During Amnesty International’s visit to Greece in July 2016 we met Alan, Salwa and a group of Yezidi women, Kurtey, Ghazal, Karmey, Beshey and Noorey. Read their stories and send a message of support by email. Amnesty will deliver these messages to Greece to let them know that people around the world are with them, saying “I Welcome refugees”.
Alan and Gyan’s story
“I want to say to the European people that want to welcome refugees, thank you…”
30-year-old Alan and his sister Gyan (28) are Kurds from Syria. They both have a muscle-wasting condition and are wheelchair users.
Journeying on horseback over the mountains to Turkey, they arrived in Greece in 2016 with their mother and two other siblings hoping to make it to Germany – where their father and a younger sister had arrived in 2015. But by then the northern border with Macedonia was effectively closed to refugees.
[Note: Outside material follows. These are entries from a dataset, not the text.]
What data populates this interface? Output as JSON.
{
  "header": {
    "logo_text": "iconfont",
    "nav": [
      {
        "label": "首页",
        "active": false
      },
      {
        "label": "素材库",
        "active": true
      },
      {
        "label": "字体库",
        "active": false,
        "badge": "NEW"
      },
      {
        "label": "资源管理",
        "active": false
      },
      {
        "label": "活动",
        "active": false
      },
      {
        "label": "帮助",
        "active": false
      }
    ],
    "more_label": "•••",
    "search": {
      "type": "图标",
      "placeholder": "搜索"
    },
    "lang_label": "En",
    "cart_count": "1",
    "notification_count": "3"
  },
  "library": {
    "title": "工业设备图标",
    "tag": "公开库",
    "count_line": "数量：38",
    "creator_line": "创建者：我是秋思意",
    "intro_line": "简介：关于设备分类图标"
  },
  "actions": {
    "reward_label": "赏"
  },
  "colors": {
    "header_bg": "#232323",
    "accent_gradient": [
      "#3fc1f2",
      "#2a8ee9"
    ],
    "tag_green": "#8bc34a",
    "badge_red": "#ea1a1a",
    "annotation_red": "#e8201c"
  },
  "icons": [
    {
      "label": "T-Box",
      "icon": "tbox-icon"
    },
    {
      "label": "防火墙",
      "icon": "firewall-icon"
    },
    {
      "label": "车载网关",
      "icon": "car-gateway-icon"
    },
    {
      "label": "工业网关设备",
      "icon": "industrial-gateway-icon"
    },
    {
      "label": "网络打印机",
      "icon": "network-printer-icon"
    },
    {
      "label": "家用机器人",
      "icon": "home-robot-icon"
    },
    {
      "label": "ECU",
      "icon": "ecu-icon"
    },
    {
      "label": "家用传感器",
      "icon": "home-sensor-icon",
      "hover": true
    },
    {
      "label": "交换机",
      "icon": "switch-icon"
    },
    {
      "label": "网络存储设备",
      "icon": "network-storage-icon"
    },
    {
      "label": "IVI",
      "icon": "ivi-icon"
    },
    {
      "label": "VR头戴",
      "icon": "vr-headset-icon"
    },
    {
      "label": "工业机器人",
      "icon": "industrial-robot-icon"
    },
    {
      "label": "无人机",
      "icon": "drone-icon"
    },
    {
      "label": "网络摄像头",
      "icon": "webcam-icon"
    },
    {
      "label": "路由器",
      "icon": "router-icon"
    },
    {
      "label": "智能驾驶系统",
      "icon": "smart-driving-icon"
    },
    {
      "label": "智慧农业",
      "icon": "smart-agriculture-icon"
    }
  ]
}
Alan told us, “no disabled, no pregnant women… no one could cross. All my dreams were broken in that moment.”
The Yezidi Sisterhood
Kurtey, Ghazal, Karmey, Beshey and Noorey were forced to leave Iraq in August 2014 when IS swept across the north of the country, in a systematic campaign of ethnic cleansing. They felt unsafe in Nea Kavala camp and formed a protection circle to look after each other. “We don’t use the showers; we have built a Hammam next to our tents”. They have since moved to another camp, but they had a clear message for European governments: “We want our voices to be heard…Get us out of Greece.”